コインベースが米SECと情報公開訴訟で和解、15万ドルの弁護士費用支払いや記録管理見直しで合意

コインベースが米SECと情報公開訴訟で和解、15万ドルの弁護士費用支払いや記録管理見直しで合意

米暗号資産取引大手のコインベースは、情報公開法(FOIA)に基づく訴訟において米証券取引委員会(SEC)と和解に達しました。SECは弁護士費用として15万ドルを支払うほか、非公開文書の開示やテキストメッセージを含む記録保持ポリシーの見直しに同意しています。ゲンスラー前委員長時代の幹部メッセージが喪失していた問題を発端とする今回の和解は、行政機関の透明性確保や権限逸脱の抑制において重要な意味を持つと見られます。

SECとコインベースの和解内容とこれまでの経緯

コインベースが米SECと情報公開訴訟で和解、15万ドルの弁護士費用支払いや記録管理見直しで合意

コインベースの最高法務責任者であるポール・グリウォール氏がウォール・ストリート・ジャーナル(WSJ)への寄稿で明らかにした内容によると、同社は情報公開法(FOIA:行政機関が保有する公文書の開示を求める米国の法律)に基づく訴訟でSECと和解しました。

和解の条件として、SECはコインベースが委託したコンサルタント会社ヒストリー・アソシエイツへの弁護士費用として15万ドルを支払うことに合意しました。グリウォール氏によれば、この支払額はSECの情報公開法関連の賠償として過去最大規模の一つにあたるとされています。さらにSECは、これまで非公開としてきた文書2点の開示と、テキストメッセージを含む記録保持ポリシーの見直しにも合意しました。

本訴訟は2024年、コインベースが情報公開請求に応じなかったSECを相手取って起こしたものです。訴訟の焦点となったのは、暗号資産への規制が強まっていた時期における、ゲーリー・ゲンスラー前SEC委員長ら幹部のテキストメッセージがほぼ1年分にわたって失われていた問題でした。SEC側はデータが自動削除されたと説明していましたが、グリウォール氏はこれを批判していました。

ゲンスラー体制下の規制圧力と記録保持の課題

ゲンスラー氏が委員長を務めた2021年4月から2025年1月までの期間、SECは暗号資産企業に対して100件以上の法的措置を講じ、数十億ドルの制裁金を課してきました。コインベース自身もこの時期、証券登録義務違反を理由にSECから提訴された企業の一つです。

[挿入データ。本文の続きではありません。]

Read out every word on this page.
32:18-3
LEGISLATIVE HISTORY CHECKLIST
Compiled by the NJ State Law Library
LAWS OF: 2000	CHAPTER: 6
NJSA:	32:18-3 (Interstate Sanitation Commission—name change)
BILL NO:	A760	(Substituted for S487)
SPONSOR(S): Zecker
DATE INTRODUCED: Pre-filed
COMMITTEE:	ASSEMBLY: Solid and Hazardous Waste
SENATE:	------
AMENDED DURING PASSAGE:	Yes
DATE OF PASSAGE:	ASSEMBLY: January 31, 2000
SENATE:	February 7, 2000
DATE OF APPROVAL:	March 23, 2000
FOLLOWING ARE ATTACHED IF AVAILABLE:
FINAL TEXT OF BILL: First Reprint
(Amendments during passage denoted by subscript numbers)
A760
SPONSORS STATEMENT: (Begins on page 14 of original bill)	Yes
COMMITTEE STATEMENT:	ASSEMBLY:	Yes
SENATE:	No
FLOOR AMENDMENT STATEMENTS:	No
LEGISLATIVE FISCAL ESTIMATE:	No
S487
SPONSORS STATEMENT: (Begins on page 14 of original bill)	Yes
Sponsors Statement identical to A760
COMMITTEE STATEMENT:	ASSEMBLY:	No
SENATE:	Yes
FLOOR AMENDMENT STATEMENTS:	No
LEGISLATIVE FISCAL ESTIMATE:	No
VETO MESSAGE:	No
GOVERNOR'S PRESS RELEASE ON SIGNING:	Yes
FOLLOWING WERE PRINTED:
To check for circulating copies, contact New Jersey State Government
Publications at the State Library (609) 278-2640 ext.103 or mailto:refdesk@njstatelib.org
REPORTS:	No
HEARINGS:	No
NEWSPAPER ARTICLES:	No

同体制下のSECは、民間金融機関の記録管理の失態に対して数十億ドル規模の制裁金を徴収してきた経緯があります。そうした中で行政機関自体の重要記録が不適切に処理されていた点が問題視されました。

なお、コインベースは2026年2月にも、別の情報公開訴訟で米連邦預金保険公社(FDIC)と和解しています。FDICは2022年3月から2023年5月にかけて、約24行の銀行に対して暗号資産関連業務の一時停止を求める書簡を送付していたものの、2023年にはその事実を否定していました。

行政の透明性向上と暗号資産業界への影響

今回の和解についてグリウォール氏は、SECやFDICが情報公開と記録保持の慣行を見直すことにより、行政機関が密室で権限を逸脱する余地が今後縮小することになると述べています。

暗号資産業界に対して強い規制圧力が加えられていた時期の行政手続や判断プロセスについて、情報公開を通じて開示を求めた今回の取り組みは、当局に対する監視機能を果たし、今後の規制運用の透明性と公正性を高めるきっかけになると見られます。

ポイント

  • SECが弁護士費用15万ドルの支払いや非公開文書2点の開示、記録保持ポリシーの見直しに同意し、コインベースと和解しました。
  • 暗号資産規制が強まった時期におけるゲンスラー前委員長ら幹部のテキストメッセージが約1年分喪失していた問題が訴訟の中心でした。
  • コインベースは2026年2月にも、暗号資産関連業務の一時停止書簡をめぐり米連邦預金保険公社(FDIC)と同様の情報公開訴訟で和解しています。
  • 規制当局による記録管理や情報公開の慣行が見直されることで、不透明な行政手続や権限逸脱を防ぐ効果が期待される点で注目されます。